2.3
POLLUTANT TRANSFER THROUGH AIR AND WATER PATHWAYS IN AN URBAN ENVIRONMENT

Michael J. Brown, LANL, Los Alamos, NM; and S. Burian, T. McPherson, G. Streit, K. R. Costigan, and B. Greene

We are attempting to simulate the transport of pollutants from through air and water pathways in an urban environment by linking cross-disciplinary subsystem models, tailoring them for urban applications, and writing interface physics modules. We are focusing on the transport and fate of nitrates because 1) they track through both the air and water pathways, 2) the physics, chemistry, and biology of the complete cycle is not well understood, and 3) nitrates have important health, local ecosystem, and global climate implications.
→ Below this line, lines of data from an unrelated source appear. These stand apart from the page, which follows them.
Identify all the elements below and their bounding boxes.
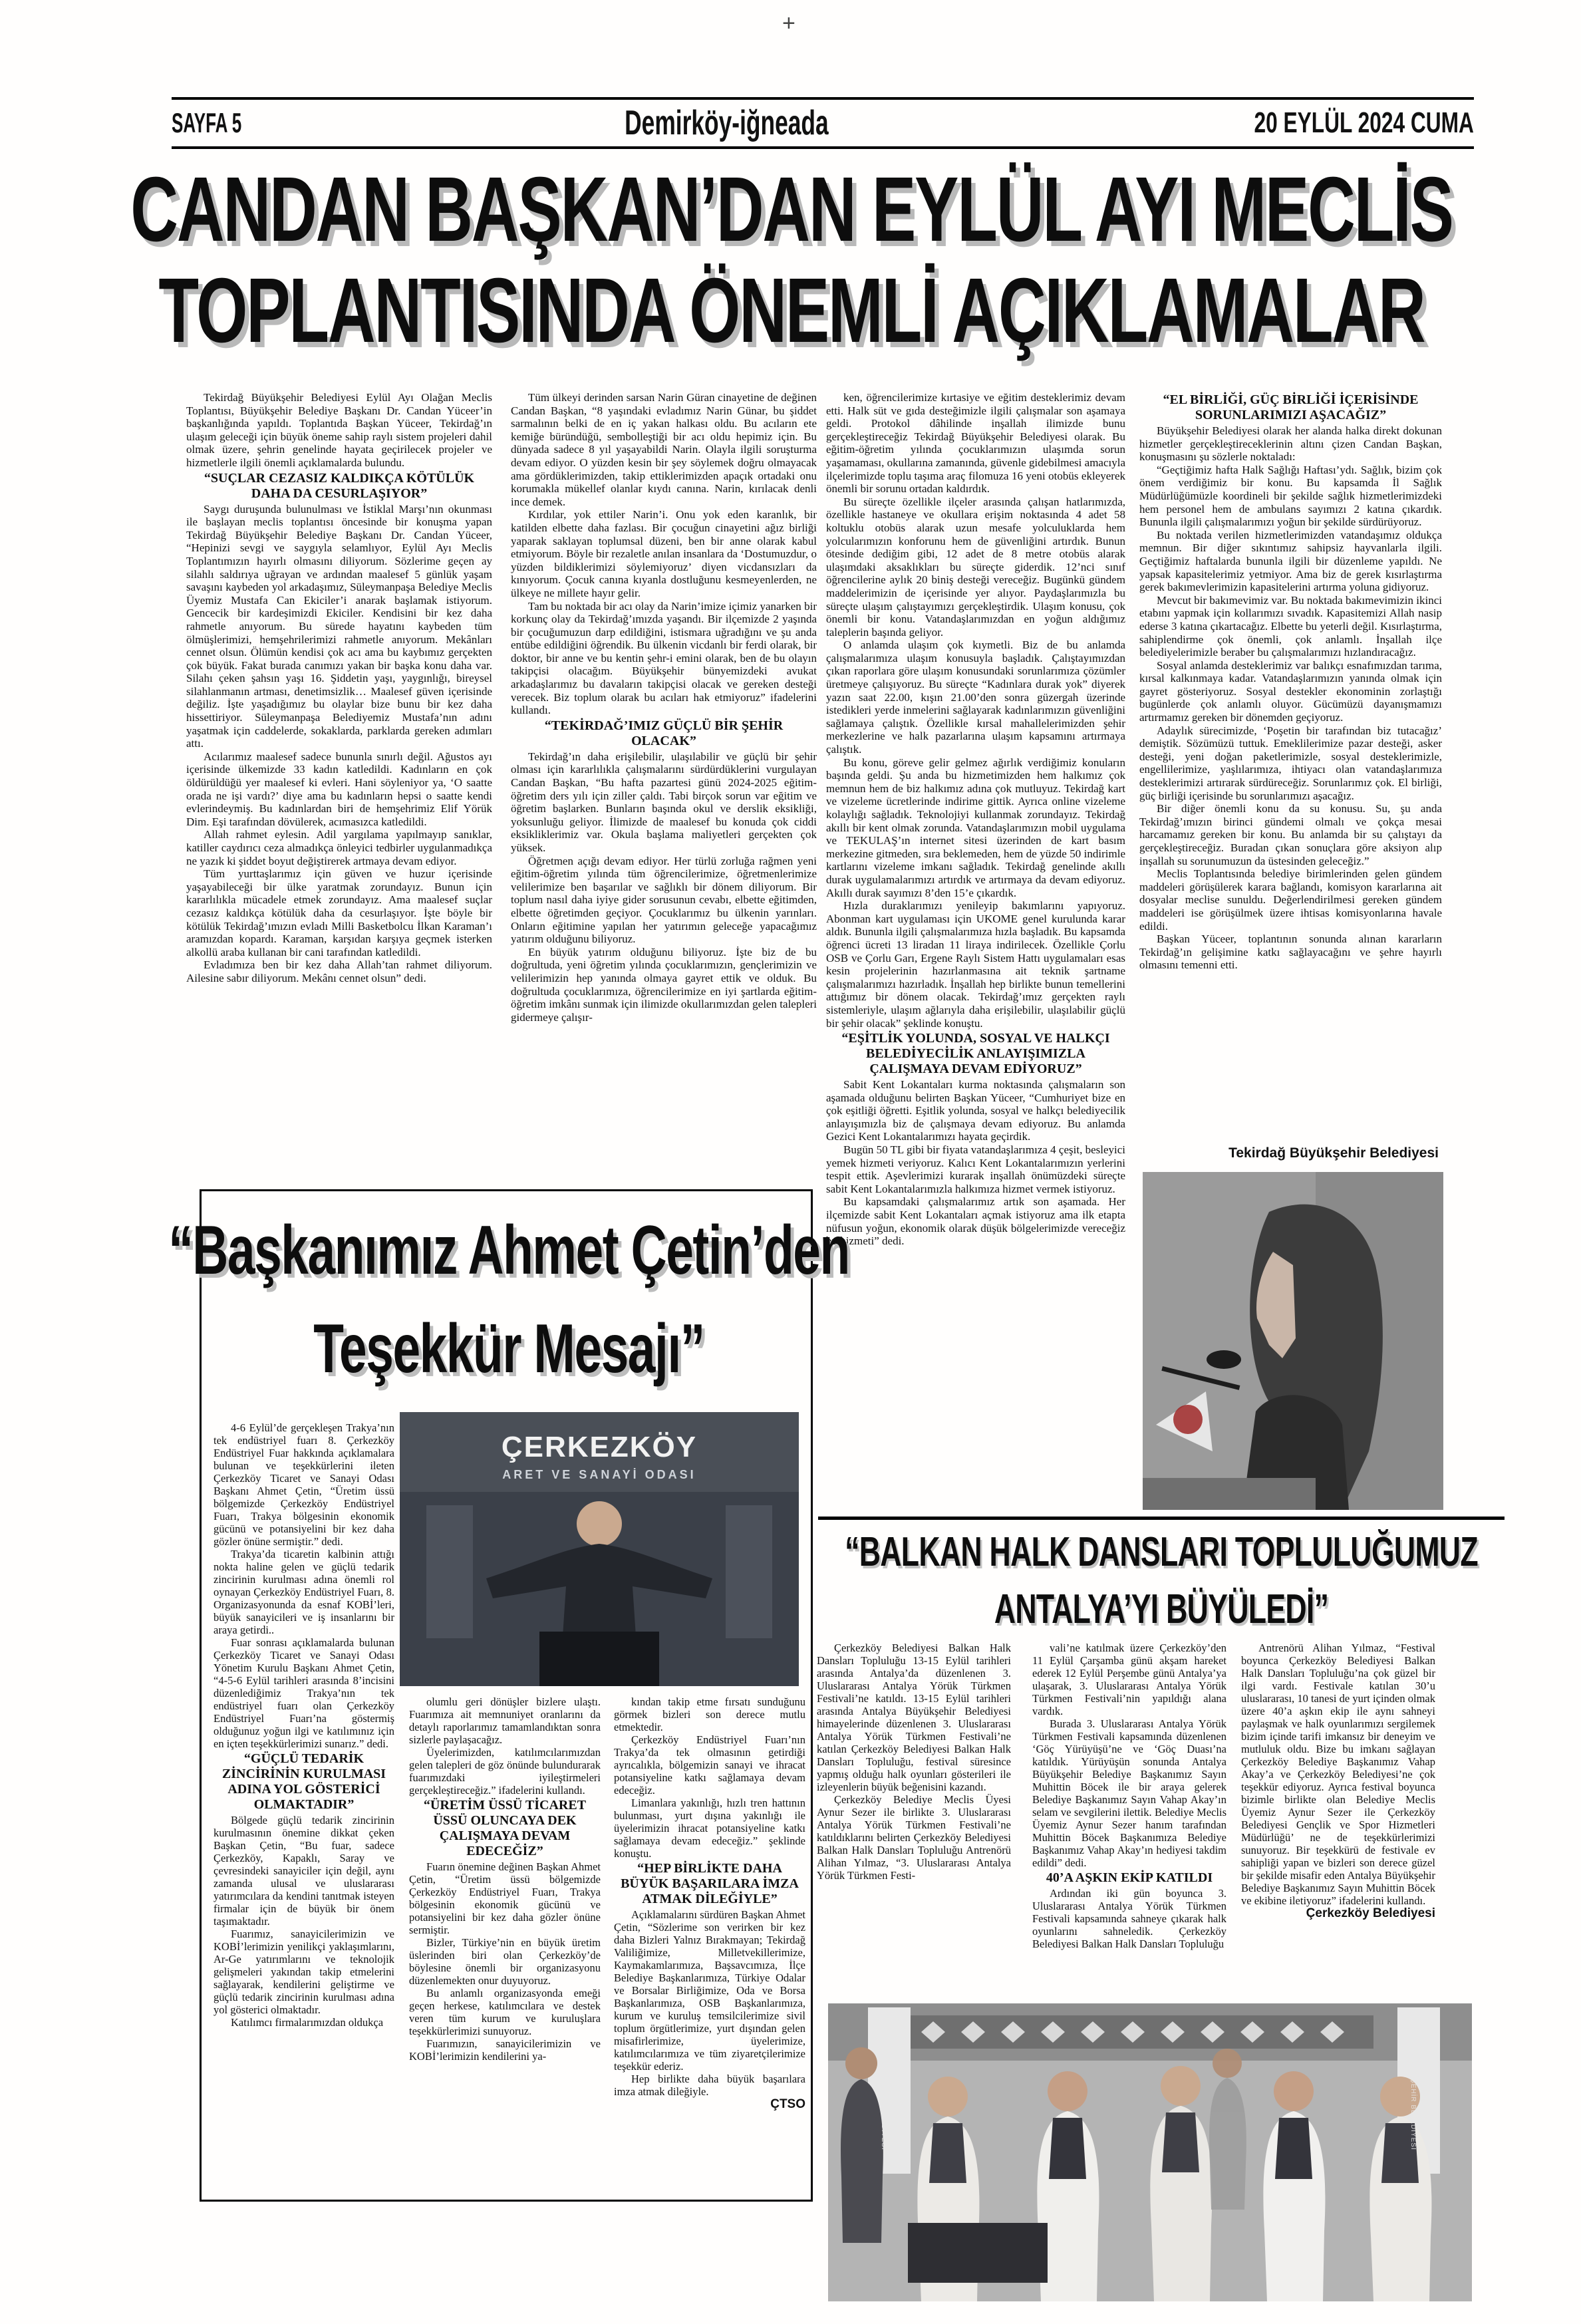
fair-speaker-illustration <box>400 1412 799 1686</box>
tekirdag-signature: Tekirdağ Büyükşehir Belediyesi <box>1139 1145 1439 1161</box>
column-subhead: 40’A AŞKIN EKİP KATILDI <box>1032 1870 1226 1886</box>
article-paragraph: Trakya’da ticaretin kalbinin attığı nokt… <box>214 1548 394 1636</box>
balkan-column-b: vali’ne katılmak üzere Çerkezköy’den 11 … <box>1032 1642 1226 2001</box>
article-paragraph: En büyük yatırım olduğunu biliyoruz. İşt… <box>511 946 817 1024</box>
article-paragraph: Tüm yurttaşlarımız için güven ve huzur i… <box>186 867 492 958</box>
main-headline-line-2: TOPLANTISINDA ÖNEMLİ AÇIKLAMALAR <box>791 258 1581 364</box>
column-subhead: “EL BİRLİĞİ, GÜÇ BİRLİĞİ İÇERİSİNDE SORU… <box>1139 392 1442 423</box>
article-paragraph: Büyükşehir Belediyesi olarak her alanda … <box>1139 424 1442 464</box>
top-story-column-4: “EL BİRLİĞİ, GÜÇ BİRLİĞİ İÇERİSİNDE SORU… <box>1139 391 1442 1141</box>
balkan-column-a: Çerkezköy Belediyesi Balkan Halk Danslar… <box>817 1642 1011 2001</box>
article-paragraph: Sosyal anlamda desteklerimiz var balıkçı… <box>1139 659 1442 724</box>
article-paragraph: Mevcut bir bakımevimiz var. Bu noktada b… <box>1139 594 1442 659</box>
article-paragraph: Hızla duraklarımızı yenileyip bakımların… <box>826 899 1125 1030</box>
article-paragraph: “Geçtiğimiz hafta Halk Sağlığı Haftası’y… <box>1139 464 1442 529</box>
main-headline-line-1: CANDAN BAŞKAN’DAN EYLÜL AYI MECLİS <box>791 157 1581 263</box>
article-paragraph: Çerkezköy Belediye Meclis Üyesi Aynur Se… <box>817 1793 1011 1882</box>
article-paragraph: Çerkezköy Endüstriyel Fuarı’nın Trakya’d… <box>614 1733 805 1797</box>
article-paragraph: 4-6 Eylül’de gerçekleşen Trakya’nın tek … <box>214 1421 394 1548</box>
article-paragraph: Bizler, Türkiye’nin en büyük üretim üsle… <box>409 1936 601 1987</box>
balkan-column-c: Antrenörü Alihan Yılmaz, “Festival boyun… <box>1241 1642 1435 2001</box>
article-paragraph: Saygı duruşunda bulunulması ve İstiklal … <box>186 503 492 750</box>
article-paragraph: Açıklamalarını sürdüren Başkan Ahmet Çet… <box>614 1908 805 2073</box>
top-story-column-1: Tekirdağ Büyükşehir Belediyesi Eylül Ayı… <box>186 391 492 1184</box>
article-paragraph: Tam bu noktada bir acı olay da Narin’imi… <box>511 600 817 717</box>
article-paragraph: Fuarımızın, sanayicilerimizin ve KOBİ’le… <box>409 2037 601 2063</box>
column-subhead: “HEP BİRLİKTE DAHA BÜYÜK BAŞARILARA İMZA… <box>614 1861 805 1907</box>
issue-date: 20 EYLÜL 2024 CUMA <box>1254 106 1474 140</box>
banner-text-left: ANTALYA BÜYÜKŞEHİR BELEDİYESİ <box>880 2017 887 2150</box>
article-paragraph: Allah rahmet eylesin. Adil yargılama yap… <box>186 828 492 867</box>
article-paragraph: Üyelerimizden, katılımcılarımızdan gelen… <box>409 1746 601 1797</box>
article-paragraph: Bölgede güçlü tedarik zincirinin kurulma… <box>214 1814 394 1928</box>
article-paragraph: Fuar sonrası açıklamalarda bulunan Çerke… <box>214 1636 394 1750</box>
article-paragraph: Tekirdağ Büyükşehir Belediyesi Eylül Ayı… <box>186 391 492 470</box>
article-paragraph: Bu anlamlı organizasyonda emeği geçen he… <box>409 1987 601 2037</box>
article-paragraph: Burada 3. Uluslararası Antalya Yörük Tür… <box>1032 1717 1226 1869</box>
dancers-group-photo: ANTALYA BÜYÜKŞEHİR BELEDİYESİ ANTALYA BÜ… <box>828 2003 1472 2301</box>
page-number: SAYFA 5 <box>172 107 241 139</box>
article-paragraph: Katılımcı firmalarımızdan oldukça <box>214 2016 394 2029</box>
article-paragraph: Bu konu, göreve gelir gelmez ağırlık ver… <box>826 756 1125 900</box>
article-paragraph: Sabit Kent Lokantaları kurma noktasında … <box>826 1078 1125 1143</box>
article-paragraph: Öğretmen açığı devam ediyor. Her türlü z… <box>511 855 817 946</box>
newspaper-page: + SAYFA 5 Demirköy-iğneada 20 EYLÜL 2024… <box>0 0 1581 2324</box>
balkan-headline-line-1: “BALKAN HALK DANSLARI TOPLULUĞUMUZ <box>1161 1528 1581 1576</box>
header-rule-top <box>172 97 1474 100</box>
cetin-headline-line-1: “Başkanımız Ahmet Çetin’den <box>509 1211 1455 1290</box>
article-signature: ÇTSO <box>614 2098 805 2110</box>
article-paragraph: Acılarımız maalesef sadece bununla sınır… <box>186 750 492 829</box>
flag-logo-icon <box>1173 1405 1203 1434</box>
speaker-head <box>577 1501 622 1546</box>
dancers-illustration <box>828 2003 1472 2301</box>
header-rule-bottom <box>172 146 1474 149</box>
article-paragraph: Kırdılar, yok ettiler Narin’i. Onu yok e… <box>511 508 817 599</box>
article-paragraph: Çerkezköy Belediyesi Balkan Halk Danslar… <box>817 1642 1011 1793</box>
article-paragraph: Fuarımız, sanayicilerimizin ve KOBİ’leri… <box>214 1928 394 2016</box>
article-paragraph: Meclis Toplantısında belediye birimlerin… <box>1139 867 1442 933</box>
podium <box>539 1632 659 1686</box>
article-paragraph: Tüm ülkeyi derinden sarsan Narin Güran c… <box>511 391 817 508</box>
column-subhead: “GÜÇLÜ TEDARİK ZİNCİRİNİN KURULMASI ADIN… <box>214 1751 394 1813</box>
article-paragraph: Fuarın önemine değinen Başkan Ahmet Çeti… <box>409 1860 601 1936</box>
column-subhead: “TEKİRDAĞ’IMIZ GÜÇLÜ BİR ŞEHİR OLACAK” <box>511 718 817 749</box>
article-paragraph: ken, öğrencilerimize kırtasiye ve eğitim… <box>826 391 1125 496</box>
article-paragraph: O anlamda ulaşım çok kıymetli. Biz de bu… <box>826 639 1125 756</box>
led-screen <box>908 2223 1048 2283</box>
article-paragraph: Bu noktada verilen hizmetlerimizden vata… <box>1139 529 1442 594</box>
column-subhead: “SUÇLAR CEZASIZ KALDIKÇA KÖTÜLÜK DAHA DA… <box>186 471 492 502</box>
article-paragraph: Ardından iki gün boyunca 3. Uluslararası… <box>1032 1887 1226 1950</box>
top-story-column-2: Tüm ülkeyi derinden sarsan Narin Güran c… <box>511 391 817 1184</box>
banner-text-right: ANTALYA BÜYÜKŞEHİR BELEDİYESİ <box>1409 2017 1417 2150</box>
cetin-column-b: olumlu geri dönüşler bizlere ulaştı. Fua… <box>409 1695 601 2185</box>
article-paragraph: Antrenörü Alihan Yılmaz, “Festival boyun… <box>1241 1642 1435 1907</box>
article-paragraph: Başkan Yüceer, toplantının sonunda alına… <box>1139 933 1442 972</box>
article-paragraph: Adaylık sürecimizde, ‘Poşetin bir tarafı… <box>1139 724 1442 803</box>
article-paragraph: vali’ne katılmak üzere Çerkezköy’den 11 … <box>1032 1642 1226 1717</box>
article-signature: Çerkezköy Belediyesi <box>1241 1907 1435 1920</box>
balkan-headline-line-2: ANTALYA’YI BÜYÜLEDİ” <box>1161 1586 1581 1633</box>
page-header: SAYFA 5 Demirköy-iğneada 20 EYLÜL 2024 C… <box>172 101 1474 145</box>
article-paragraph: Limanlara yakınlığı, hızlı tren hattının… <box>614 1797 805 1860</box>
article-paragraph: Hep birlikte daha büyük başarılara imza … <box>614 2073 805 2098</box>
column-subhead: “EŞİTLİK YOLUNDA, SOSYAL VE HALKÇI BELED… <box>826 1031 1125 1077</box>
balkan-section-rule <box>818 1517 1505 1520</box>
article-paragraph: Tekirdağ’ın daha erişilebilir, ulaşılabi… <box>511 750 817 855</box>
article-paragraph: Bu süreçte özellikle ilçeler arasında ça… <box>826 496 1125 639</box>
cetin-fair-photo: ÇERKEZKÖY ARET VE SANAYİ ODASI <box>400 1412 799 1686</box>
article-paragraph: olumlu geri dönüşler bizlere ulaştı. Fua… <box>409 1695 601 1746</box>
article-paragraph: Bir diğer önemli konu da su konusu. Su, … <box>1139 802 1442 867</box>
cetin-headline-line-2: Teşekkür Mesajı” <box>509 1310 1052 1389</box>
column-subhead: “ÜRETİM ÜSSÜ TİCARET ÜSSÜ OLUNCAYA DEK Ç… <box>409 1798 601 1859</box>
cetin-article-box: “Başkanımız Ahmet Çetin’den Teşekkür Mes… <box>200 1189 813 2202</box>
microphone-icon <box>1207 1350 1241 1369</box>
article-paragraph: Evladımıza ben bir kez daha Allah’tan ra… <box>186 958 492 984</box>
article-paragraph: kından takip etme fırsatı sunduğunu görm… <box>614 1695 805 1733</box>
cetin-column-c: kından takip etme fırsatı sunduğunu görm… <box>614 1695 805 2185</box>
registration-plus-mark: + <box>782 11 795 37</box>
cetin-column-a: 4-6 Eylül’de gerçekleşen Trakya’nın tek … <box>214 1421 394 2184</box>
article-paragraph: Bugün 50 TL gibi bir fiyata vatandaşları… <box>826 1143 1125 1195</box>
masthead-title: Demirköy-iğneada <box>625 103 829 143</box>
We are currently simulating the fate of nitrates in the Los Angeles basin from their beginning as nitrate-precursors produced by auto emissions and industrial processes, tracking their dispersion and chemistry as they are transported by regional winds and eventually wet or dry deposit on the ground, tracing their path as they are entrained into surface water runoff during rain events and then carried into the stormwater system where dispersion and biologically-mediated chemical reactions take place. We wish to give an overview of the project and show our current work-to-date involving the linking together of mesoscale atmospheric, air pollution chemistry and deposition, and urban stormwater transport, chemistry, and biology models.